Personal information
- Full name: James Richard Thornton
- Born: 11 January 1861 Horsham, Sussex, England
- Died: 1 March 1916 (aged 55) Burgess Hill, Sussex, England
- Batting: Right-handed
- Bowling: Right-arm fast

Domestic team information
- 1880–1883: Sussex

Career statistics
| Competition | First-class |
| Matches | 3 |
| Runs scored | 73 |
| Batting average | 14.60 |
| 100s/50s | 0/0 |
| Top score | 29 |
| Balls bowled | 68 |
| Wickets | 1 |
| Bowling average | 42.00 |
| 5 wickets in innings | 0 |
| 10 wickets in match | 0 |
| Best bowling | 1/30 |
| Catches/stumpings | 2/– |
- Source: Cricinfo, 17 June 2012

= James Thornton (cricketer) =

English cricketer (1861–1916)

James Richard Thornton (11 January 1861 – 1 March 1916) was an English cricketer. Thornton was a right-handed batsman who bowled right-arm fast. He was born at Horsham, Sussex.

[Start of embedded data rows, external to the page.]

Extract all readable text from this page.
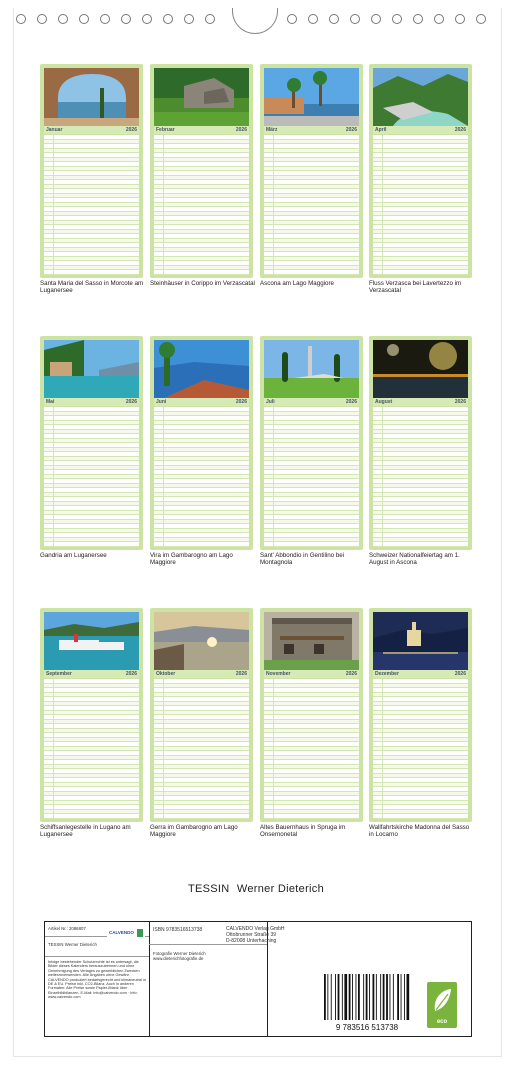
Januar	2026
Santa Maria del Sasso in Morcote am Luganersee
Februar	2026
Steinhäuser in Corippo im Verzascatal
März	2026
Ascona am Lago Maggiore
April	2026
Fluss Verzasca bei Lavertezzo im Verzascatal
Mai	2026
Gandria am Luganersee
Juni	2026
Vira im Gambarogno am Lago Maggiore
Juli	2026
Sant' Abbondio in Gentilino bei Montagnola
August	2026
Schweizer Nationalfeiertag am 1. August in Ascona
September	2026
Schiffsanlegestelle in Lugano am Luganersee
Oktober	2026
Gerra im Gambarogno am Lago Maggiore
November	2026
Altes Bauernhaus in Sprugа im Onsernonetal
Dezember	2026
Wallfahrtskirche Madonna del Sasso in Locarno
TESSIN Werner Dieterich
Artikel Nr.: 2086807
CALVENDO
TESSIN Werner Dieterich
Infolge bestehender Schutzrechte ist es untersagt, die Bilder dieses Kalenders herauszutrennen und ohne Genehmigung des Verlages zu gewerblichen Zwecken weiterzuverwenden. Alle Angaben ohne Gewähr. CALVENDO produziert bedarfsgerecht und klimaneutral in DE & EU. Preise inkl. CO2-Bilanz. Auch in anderen Formaten: Alle Preise sowie Papier-Bilanz über Einzelbildbilanzen. E-Mail: info@calvendo.com · Info: www.calvendo.com
ISBN 9783516513738
Fotografie Werner Dieterich
www.dieterichfotografie.de
CALVENDO Verlag GmbH
Ottobrunner Straße 39
D-82008 Unterhaching
9 783516 513738
eco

Thornton made three first-class appearances for Sussex. He made his debut against the touring Australians in 1880 at the County Cricket Ground, Hove, while the following season he made a second appearance against Hampshire at the same ground. His third appearance came in 1883 against the Marylebone Cricket Club at Lord's. In his three matches, he scored 73 runs at an average of 14.60, with a high score of 29. With the ball, he took a single wicket, that of Hampshire's Russell Bencraft.

He died at Burgess Hill, Sussex, on 1 March 1916.